Ces recherches prometteuses ont valu à Ndeye Maty de nombreuses distinctions dont la Bourse l’Oréal pour les femmes en science qui lui a permis d’acheter des équipements et produits chimiques pour son laboratoire. Après des études qui l’ont menée en Afrique du Sud et en Philadelphie, Ndeye Maty est Enseignante Chercheure et assistante de recherche du Pr Balla Diop Ngom. Ses recherches font d’elles une digne ambassadrice de l’UCAD et une fierté pour sa famille qui a toujours cru en elle et son époux qui la soutient dans ses projets. Pourtant, se rappelle-t-elle, « Il y avait des gens qui me disaient : vous ne pouvez pas faire la science. Ce n’est pas fait pour les femmes ». Aujourd’hui, elle conseille les filles de croire en elles et de ne jamais penser qu’être femme les disqualifie pour certaines études ou professions.
Birame Sock
Et si le futur Jeff Bezos ou Jack Ma africain était une femme ? Il ne s’agit pas d’un vœu pieux mais d’une réelle possibilité. Cette femme s’appelle Birame Sock et elle est à la tête de Kwely une plateforme de vente en ligne comme Amazon et Alibaba mais exclusivement consacrée aux produits “Made in Africa”. C’est à 13 ans que Birame Sock découvre sa 1ére passion : l’entreprenariat. À cette époque, la famille vivait au Niger ou la chaleur était très forte. Elle eut alors l’idée de vendre de la glace et de se faire quelques économies. Plus tard, elle part étudier l’informatique aux États-Unis et devient une développeuse. Elle est assez vite confrontée à des préjugés racistes et sexistes auxquels elle réagit en travaillant deux fois plus dur que tous les autres et en dissimulant soigneusement tout sentiment de peur ou de doute.

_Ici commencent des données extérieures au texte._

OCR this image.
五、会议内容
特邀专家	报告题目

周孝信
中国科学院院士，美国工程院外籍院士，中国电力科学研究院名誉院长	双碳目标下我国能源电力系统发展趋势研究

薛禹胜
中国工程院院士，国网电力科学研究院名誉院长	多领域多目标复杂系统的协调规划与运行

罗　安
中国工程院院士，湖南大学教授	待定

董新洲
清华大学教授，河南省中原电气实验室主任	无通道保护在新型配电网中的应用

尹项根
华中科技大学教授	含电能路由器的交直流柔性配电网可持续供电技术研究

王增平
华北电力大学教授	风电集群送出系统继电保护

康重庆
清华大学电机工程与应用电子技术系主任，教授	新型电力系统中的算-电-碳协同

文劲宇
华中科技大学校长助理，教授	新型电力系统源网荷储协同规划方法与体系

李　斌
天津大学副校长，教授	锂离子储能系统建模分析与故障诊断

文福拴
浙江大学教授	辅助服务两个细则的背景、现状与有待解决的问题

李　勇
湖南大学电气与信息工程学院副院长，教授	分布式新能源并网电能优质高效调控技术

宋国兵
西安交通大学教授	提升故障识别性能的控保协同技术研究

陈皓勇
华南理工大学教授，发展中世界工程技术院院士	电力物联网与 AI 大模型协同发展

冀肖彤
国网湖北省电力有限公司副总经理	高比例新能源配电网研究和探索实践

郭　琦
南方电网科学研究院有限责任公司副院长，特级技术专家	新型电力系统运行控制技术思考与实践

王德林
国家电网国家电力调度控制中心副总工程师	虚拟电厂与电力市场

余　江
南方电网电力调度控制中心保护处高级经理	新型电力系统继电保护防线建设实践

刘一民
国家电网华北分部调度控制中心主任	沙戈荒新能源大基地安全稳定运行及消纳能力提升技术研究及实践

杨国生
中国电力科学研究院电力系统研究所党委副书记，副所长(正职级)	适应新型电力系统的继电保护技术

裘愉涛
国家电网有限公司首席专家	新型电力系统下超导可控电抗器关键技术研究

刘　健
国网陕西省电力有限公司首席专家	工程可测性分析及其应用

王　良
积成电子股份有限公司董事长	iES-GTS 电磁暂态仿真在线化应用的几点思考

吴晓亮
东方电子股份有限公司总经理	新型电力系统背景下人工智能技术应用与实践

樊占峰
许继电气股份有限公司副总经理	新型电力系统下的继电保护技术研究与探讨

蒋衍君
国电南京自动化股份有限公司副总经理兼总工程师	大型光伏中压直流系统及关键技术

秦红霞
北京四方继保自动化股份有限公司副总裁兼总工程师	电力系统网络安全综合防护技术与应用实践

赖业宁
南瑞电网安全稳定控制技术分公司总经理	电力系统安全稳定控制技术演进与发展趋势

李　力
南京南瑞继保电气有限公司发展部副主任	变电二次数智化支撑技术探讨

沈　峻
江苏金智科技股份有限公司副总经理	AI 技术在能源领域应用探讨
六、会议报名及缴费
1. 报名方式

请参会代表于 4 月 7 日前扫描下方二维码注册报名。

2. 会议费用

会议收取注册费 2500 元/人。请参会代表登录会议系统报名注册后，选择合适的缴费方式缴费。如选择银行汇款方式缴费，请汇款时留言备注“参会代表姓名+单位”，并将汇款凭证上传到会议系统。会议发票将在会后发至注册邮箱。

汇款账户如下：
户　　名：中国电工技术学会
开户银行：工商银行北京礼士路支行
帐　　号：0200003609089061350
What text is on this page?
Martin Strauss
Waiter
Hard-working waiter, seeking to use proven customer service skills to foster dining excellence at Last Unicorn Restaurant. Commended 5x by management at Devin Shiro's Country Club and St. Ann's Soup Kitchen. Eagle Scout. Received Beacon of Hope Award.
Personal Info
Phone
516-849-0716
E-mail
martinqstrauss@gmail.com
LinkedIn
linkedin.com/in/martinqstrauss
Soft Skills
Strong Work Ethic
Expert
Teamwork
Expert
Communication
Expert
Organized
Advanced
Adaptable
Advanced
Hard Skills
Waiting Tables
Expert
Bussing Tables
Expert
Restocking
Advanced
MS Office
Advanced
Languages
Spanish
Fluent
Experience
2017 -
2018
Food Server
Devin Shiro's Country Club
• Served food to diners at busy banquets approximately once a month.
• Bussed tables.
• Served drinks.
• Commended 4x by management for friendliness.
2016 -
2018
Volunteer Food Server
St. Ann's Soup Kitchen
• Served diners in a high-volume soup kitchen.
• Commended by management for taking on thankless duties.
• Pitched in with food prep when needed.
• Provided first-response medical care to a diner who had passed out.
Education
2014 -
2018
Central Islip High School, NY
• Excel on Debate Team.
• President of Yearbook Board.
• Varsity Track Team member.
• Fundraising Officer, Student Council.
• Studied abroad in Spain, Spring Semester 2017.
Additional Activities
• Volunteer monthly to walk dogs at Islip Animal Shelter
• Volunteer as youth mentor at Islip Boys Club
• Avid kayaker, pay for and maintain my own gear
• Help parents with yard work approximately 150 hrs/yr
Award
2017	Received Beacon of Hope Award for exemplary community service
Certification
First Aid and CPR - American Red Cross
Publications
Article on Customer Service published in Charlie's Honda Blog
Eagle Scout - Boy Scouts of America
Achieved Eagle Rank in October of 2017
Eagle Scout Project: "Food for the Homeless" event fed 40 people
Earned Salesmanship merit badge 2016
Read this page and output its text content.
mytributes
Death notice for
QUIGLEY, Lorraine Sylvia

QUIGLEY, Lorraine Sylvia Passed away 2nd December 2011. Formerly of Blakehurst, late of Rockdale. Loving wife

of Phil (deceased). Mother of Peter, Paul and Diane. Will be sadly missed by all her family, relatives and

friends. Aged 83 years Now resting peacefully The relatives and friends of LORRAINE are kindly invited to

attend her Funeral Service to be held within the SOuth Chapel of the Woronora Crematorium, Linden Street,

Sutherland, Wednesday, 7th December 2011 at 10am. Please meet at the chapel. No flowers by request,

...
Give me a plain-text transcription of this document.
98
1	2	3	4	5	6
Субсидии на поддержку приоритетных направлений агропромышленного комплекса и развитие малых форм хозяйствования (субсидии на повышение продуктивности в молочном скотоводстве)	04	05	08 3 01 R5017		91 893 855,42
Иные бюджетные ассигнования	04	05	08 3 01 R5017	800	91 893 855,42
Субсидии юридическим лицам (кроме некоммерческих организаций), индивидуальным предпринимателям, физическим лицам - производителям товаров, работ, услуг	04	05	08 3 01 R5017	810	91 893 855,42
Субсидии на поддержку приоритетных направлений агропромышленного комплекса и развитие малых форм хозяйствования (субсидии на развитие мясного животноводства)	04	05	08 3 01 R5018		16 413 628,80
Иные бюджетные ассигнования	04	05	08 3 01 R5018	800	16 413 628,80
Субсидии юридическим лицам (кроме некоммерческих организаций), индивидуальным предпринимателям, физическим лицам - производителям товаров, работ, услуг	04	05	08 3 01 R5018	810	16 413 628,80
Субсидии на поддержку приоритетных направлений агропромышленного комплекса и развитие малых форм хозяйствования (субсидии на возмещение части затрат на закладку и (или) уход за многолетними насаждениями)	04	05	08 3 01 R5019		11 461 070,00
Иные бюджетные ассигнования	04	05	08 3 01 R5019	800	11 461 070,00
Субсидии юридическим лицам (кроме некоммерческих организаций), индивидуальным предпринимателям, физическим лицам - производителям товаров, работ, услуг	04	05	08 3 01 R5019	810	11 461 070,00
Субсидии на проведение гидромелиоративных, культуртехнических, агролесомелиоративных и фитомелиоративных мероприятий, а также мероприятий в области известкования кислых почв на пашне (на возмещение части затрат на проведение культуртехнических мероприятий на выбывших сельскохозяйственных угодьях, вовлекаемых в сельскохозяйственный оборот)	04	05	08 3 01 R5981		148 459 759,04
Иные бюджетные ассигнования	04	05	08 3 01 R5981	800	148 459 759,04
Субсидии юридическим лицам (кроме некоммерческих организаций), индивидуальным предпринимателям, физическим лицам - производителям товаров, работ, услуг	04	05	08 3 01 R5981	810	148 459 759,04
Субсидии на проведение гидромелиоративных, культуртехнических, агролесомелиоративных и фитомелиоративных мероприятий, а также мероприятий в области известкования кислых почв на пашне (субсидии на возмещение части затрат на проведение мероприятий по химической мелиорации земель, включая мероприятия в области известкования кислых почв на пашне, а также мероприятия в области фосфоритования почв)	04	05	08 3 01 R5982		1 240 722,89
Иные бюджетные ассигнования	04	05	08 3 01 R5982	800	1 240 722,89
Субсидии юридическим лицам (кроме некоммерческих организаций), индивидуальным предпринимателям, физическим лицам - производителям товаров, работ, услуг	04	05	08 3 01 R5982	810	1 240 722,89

Un jour, elle eut l’idée d’une application qui permettrait d’identifier n’importe quelle chanson ou mélodie. Elle soumet l’idée à une petite entreprise basée en Angleterre qui avait la technologie adaptée pour la concrétiser. Shazam, l’application ainsi créée totalise à présent des millions de téléchargements. Malgré ce succès, elle vend ses parts et revient s’installer au Sénégal pour lancer la startup Kwely inspirée par ses deux passions : l’entreprenariat et l’informatique. Elle milite pour la valorisation et la transformation des produits locaux que Kwely va aider à commercialiser. L’objectif est “de servir de relais entre les producteurs africains locaux, les consommateurs mondiaux et les acheteurs internationaux”. Elle encourage les jeunes filles à poursuivre leurs rêves tout en s’attendant à rencontrer des difficultés et à essuyer quelques échecs qui vont les rendre plus résilientes.
Salimatou Baldé Diallo
Le 7 décembre 2017, après 10 ans de travaux, le Sénégal inaugure l’aéroport Blaise Diagne qui va faire de Dakar un hub aérien. Pour Salimatou Baldé Diallo aussi, c’est un grand jour. À 35 ans, elle est la contrôleuse aérienne choisie pour superviser le tout 1er atterrissage. Cette responsabilité est à la fois une source de fierté et de stress. Le 1er avion à atterrir est un vol Transair en provenance de Ziguinchor. Des autorités et des représentants de la presse sont présents dans la salle pour assister à ce moment historique. Calme et concentrée, Salimatou parvient à guider le pilote et l’atterrissage est un succès.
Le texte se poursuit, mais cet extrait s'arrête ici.